José Ignacio Gordo stood at the top of the podium for the third time in as many years. His dish, a creation he called 'La Bella y la Bestia'—The Beauty and the Beast—had won the pincho competition at Calahorra's Vegetable Gastronomy Festival, cementing a streak that few chefs manage to achieve in any culinary contest, let alone one as competitive as this.

The festival itself has become something of a fixture in La Rioja's gastronomic calendar. What began as a showcase for the region's vegetable producers has evolved into a genuine celebration of what the land around Calahorra can yield. The pincho contest sits at the heart of it—a competition where chefs distill their skill into a single bite, a small plate that has to speak for itself in seconds.

Gordo's three consecutive victories suggest something more than luck. The name of his winning dish hints at the philosophy behind it: beauty and beast, refinement and raw ingredient, the delicate and the bold existing on the same small plate. In a competition centered on vegetables, where the temptation might be to showcase produce in its most obvious form, Gordo has apparently found a way to transform it into something that judges keep choosing, year after year.

The Vegetable Gastronomy Festival has solidified its place as more than just a local event. It functions now as a genuine platform for promoting Calahorra's agricultural heritage, drawing attention to the farmers and cooperatives—like El Raso—whose work feeds the region's tables. When a chef like Gordo wins repeatedly, it raises the profile of the entire endeavor. It signals that serious cooking is happening here, that the vegetables grown in these fields are worthy of the kind of attention that only comes when a skilled hand is working with them.

Three wins in a row is the kind of achievement that changes how people think about a place. Calahorra is no longer just another town in La Rioja—it's becoming known as somewhere chefs want to compete, where the vegetables are good enough to build a reputation on, where winning matters.
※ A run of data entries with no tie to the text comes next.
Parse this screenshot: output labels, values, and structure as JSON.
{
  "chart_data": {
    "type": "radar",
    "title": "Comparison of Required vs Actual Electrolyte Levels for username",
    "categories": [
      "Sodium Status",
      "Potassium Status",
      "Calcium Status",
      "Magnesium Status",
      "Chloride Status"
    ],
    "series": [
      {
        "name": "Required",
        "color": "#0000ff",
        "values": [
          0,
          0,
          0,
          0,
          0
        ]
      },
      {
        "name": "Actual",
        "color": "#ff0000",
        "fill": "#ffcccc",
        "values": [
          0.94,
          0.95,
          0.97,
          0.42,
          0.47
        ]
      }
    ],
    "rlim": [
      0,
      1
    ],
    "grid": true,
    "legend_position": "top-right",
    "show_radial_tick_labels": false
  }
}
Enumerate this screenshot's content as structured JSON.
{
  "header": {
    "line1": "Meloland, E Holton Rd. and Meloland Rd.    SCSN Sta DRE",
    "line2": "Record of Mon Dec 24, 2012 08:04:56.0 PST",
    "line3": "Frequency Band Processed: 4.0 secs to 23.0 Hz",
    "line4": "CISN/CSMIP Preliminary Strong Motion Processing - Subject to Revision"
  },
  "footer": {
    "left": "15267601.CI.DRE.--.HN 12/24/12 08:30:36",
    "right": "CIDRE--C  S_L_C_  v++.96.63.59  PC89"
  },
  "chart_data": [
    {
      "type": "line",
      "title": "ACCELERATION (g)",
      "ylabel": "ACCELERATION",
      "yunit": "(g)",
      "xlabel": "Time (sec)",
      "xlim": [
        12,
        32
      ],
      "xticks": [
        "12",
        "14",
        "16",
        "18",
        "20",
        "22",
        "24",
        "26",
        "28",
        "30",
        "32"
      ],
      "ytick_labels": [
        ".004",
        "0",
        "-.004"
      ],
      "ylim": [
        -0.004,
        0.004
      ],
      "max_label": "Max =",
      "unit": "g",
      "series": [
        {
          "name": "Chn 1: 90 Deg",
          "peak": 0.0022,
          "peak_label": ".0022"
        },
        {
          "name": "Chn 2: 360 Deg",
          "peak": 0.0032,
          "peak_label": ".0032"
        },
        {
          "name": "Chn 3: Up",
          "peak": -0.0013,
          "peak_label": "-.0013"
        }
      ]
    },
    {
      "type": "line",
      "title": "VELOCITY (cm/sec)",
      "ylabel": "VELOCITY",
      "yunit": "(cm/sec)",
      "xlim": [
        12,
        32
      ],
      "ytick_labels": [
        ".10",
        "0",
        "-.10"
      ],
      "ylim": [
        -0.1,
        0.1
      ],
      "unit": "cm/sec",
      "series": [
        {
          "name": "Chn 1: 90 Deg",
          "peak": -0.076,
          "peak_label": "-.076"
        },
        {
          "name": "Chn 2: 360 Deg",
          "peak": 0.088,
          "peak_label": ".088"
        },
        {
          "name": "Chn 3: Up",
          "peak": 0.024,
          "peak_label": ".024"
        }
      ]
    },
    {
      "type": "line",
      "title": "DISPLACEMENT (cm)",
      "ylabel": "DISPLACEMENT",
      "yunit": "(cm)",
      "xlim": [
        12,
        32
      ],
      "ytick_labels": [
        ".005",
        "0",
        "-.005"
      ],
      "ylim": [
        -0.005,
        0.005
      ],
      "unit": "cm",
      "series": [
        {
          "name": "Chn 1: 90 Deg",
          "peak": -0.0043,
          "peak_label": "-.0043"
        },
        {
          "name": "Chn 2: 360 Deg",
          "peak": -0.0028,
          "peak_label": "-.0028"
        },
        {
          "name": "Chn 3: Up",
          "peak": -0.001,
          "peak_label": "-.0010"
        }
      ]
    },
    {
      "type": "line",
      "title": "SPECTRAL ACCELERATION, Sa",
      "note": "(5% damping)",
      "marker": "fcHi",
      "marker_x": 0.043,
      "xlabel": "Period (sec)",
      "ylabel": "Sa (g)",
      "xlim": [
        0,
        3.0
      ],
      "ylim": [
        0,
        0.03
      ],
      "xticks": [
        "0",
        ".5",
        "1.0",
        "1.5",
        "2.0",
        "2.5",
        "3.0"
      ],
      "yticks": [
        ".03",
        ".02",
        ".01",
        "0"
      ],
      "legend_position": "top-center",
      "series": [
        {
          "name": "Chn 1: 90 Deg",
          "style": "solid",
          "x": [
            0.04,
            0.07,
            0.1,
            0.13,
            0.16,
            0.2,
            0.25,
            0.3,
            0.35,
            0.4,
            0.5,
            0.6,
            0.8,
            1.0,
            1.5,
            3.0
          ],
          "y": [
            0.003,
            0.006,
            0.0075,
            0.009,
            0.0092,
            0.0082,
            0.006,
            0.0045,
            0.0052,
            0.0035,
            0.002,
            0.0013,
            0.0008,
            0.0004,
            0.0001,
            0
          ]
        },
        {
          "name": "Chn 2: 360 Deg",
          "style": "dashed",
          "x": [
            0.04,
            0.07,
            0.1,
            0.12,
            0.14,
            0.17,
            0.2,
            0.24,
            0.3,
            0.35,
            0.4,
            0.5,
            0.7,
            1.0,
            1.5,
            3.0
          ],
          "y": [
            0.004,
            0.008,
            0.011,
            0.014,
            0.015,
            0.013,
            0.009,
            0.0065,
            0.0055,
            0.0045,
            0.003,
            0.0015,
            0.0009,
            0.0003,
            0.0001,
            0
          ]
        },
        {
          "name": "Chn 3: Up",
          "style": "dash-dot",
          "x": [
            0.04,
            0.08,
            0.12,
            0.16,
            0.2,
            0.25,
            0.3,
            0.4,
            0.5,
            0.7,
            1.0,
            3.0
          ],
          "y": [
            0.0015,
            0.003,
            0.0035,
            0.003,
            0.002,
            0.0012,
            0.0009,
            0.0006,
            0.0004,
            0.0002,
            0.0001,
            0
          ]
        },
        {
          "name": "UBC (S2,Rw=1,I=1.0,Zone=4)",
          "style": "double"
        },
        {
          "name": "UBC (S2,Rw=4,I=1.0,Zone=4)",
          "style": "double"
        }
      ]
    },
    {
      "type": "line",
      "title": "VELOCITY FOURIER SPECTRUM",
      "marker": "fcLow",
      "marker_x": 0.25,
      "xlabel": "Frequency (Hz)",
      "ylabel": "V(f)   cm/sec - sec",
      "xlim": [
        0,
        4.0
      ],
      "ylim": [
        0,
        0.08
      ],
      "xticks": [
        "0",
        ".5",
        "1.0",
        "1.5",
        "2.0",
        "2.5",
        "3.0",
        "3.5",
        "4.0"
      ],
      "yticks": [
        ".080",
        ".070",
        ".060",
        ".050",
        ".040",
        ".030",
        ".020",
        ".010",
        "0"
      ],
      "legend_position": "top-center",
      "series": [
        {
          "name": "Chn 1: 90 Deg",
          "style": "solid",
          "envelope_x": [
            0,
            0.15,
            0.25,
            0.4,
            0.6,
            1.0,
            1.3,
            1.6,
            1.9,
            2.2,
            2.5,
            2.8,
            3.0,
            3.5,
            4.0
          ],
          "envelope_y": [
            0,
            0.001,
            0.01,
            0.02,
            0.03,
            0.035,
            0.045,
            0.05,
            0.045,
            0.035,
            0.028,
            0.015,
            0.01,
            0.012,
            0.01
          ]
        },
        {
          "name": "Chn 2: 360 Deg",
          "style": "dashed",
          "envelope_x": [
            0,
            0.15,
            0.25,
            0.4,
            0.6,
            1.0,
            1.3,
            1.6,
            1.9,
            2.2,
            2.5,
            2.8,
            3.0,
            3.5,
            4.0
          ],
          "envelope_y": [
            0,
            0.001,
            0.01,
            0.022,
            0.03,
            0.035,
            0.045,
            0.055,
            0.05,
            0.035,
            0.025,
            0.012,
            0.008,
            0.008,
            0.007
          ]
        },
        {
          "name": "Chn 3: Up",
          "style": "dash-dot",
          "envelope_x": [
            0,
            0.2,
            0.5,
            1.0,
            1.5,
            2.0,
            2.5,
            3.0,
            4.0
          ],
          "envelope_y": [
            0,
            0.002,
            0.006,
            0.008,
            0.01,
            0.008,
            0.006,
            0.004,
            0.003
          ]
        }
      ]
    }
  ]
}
Gordo's streak suggests the festival itself has found its rhythm, and that the chefs who participate understand what it takes to succeed here.

The Vegetable Gastronomy Festival has solidified as a genuine platform for promoting Calahorra's agricultural heritage and the work of local farmers
— Festival organizers and municipal records
La Conversación del Hearth Otra perspectiva de la historia
Inventor

What does it mean to win the same competition three years running? Is that unusual?

Model

In a pincho contest, yes—it's quite rare. These are judged competitions with different judges often, and the field typically includes strong local talent. Winning once is validation. Three times suggests you've found something the judges consistently value.

Inventor

And what was different about this dish, 'La Bella y la Bestia'?

Model

The name itself tells you something. In a vegetable-focused competition, you could just showcase the produce cleanly. Instead, Gordo seems to be playing with contrast—beauty and beast, refinement and rawness. That kind of conceptual thinking, paired with execution, is what separates a good pincho from one that wins.

Inventor

Does one chef winning three times diminish the competition, or strengthen it?

Model

It strengthens it. When people know a serious chef is competing, the whole event gains credibility. Other chefs see Gordo's name on the list and they know they have to bring their best. The festival becomes a destination, not just a local tradition.

Inventor

What role do the vegetables themselves play in this?

Model

They're everything. A pincho competition in a vegetable festival isn't about technique for its own sake—it's about what you can do with what the region grows. If Gordo keeps winning, it's partly because Calahorra's farmers are producing vegetables worth building a dish around.

Inventor

So this is really a story about the whole food system, not just one chef?

Model

Exactly. Gordo's wins reflect the quality of the produce, the reputation of the festival, and the attention it's drawing to Calahorra as a place where food matters. It's all connected.